18 With a view to strengthening legal action against terrorism, the Assembly calls on Council of Europe member States and neighbouring countries to sign and ratify, as a matter of priority, the Council of Europe Convention on the Prevention of Terrorism (CETS No. 196) and its new additional protocol, if they have not already done so.
19 The Assembly underlines that concerns about repressive responses to terrorism must not obscure the need for our societies also to work constantly to ensure that all their members are included. It urges member States to do their utmost to eradicate breeding grounds for terrorism and religious fanaticism, especially through education, social policies and an inclusive society. Concrete measures should be taken to prevent and fight radicalisation, in particular in schools, disadvantaged neighbourhoods, prisons and on the Internet and social media, in line also with Assembly Resolution 2031 (2015).
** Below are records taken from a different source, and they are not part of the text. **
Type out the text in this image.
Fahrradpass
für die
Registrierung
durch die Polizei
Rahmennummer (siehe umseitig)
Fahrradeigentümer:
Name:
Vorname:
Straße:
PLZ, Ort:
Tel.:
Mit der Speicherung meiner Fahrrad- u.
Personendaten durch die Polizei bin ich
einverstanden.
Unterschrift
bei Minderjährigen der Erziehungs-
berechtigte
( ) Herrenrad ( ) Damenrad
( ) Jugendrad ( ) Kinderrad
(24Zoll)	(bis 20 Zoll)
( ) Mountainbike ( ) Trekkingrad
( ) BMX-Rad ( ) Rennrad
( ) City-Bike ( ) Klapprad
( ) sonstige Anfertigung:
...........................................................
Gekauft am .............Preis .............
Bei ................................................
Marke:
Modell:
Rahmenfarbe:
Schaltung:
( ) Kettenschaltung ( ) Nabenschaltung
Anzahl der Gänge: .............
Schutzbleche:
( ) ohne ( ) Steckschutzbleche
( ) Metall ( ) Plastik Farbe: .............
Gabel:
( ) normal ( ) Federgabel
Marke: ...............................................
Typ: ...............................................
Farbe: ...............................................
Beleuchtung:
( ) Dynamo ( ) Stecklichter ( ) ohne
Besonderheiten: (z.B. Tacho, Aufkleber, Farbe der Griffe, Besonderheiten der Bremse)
20 The Assembly welcomes the implementation to date of the Action Plan on the fight against violent extremism and radicalisation leading to terrorism, adopted in May 2015 by the Committee of Ministers, which provides for a number of targeted activities capable of supporting and reinforcing the efforts of member States at national and international levels. Noting that the full implementation of the action plan depends on extra-budgetary resources, the Assembly calls on member States to consider allocating voluntary contributions for this purpose.
21 Finally, with a view to providing law-makers in particular with a sound constitutional basis, the Assembly asks the European Commission for Democracy through Law (the Venice Commission) for an opinion on the compatibility of the proposed draft revision of the French Constitution, aimed at incorporating rules governing a state of emergency and on the deprivation of nationality into the constitution, with the European Convention on Human Rights and with Council of Europe standards.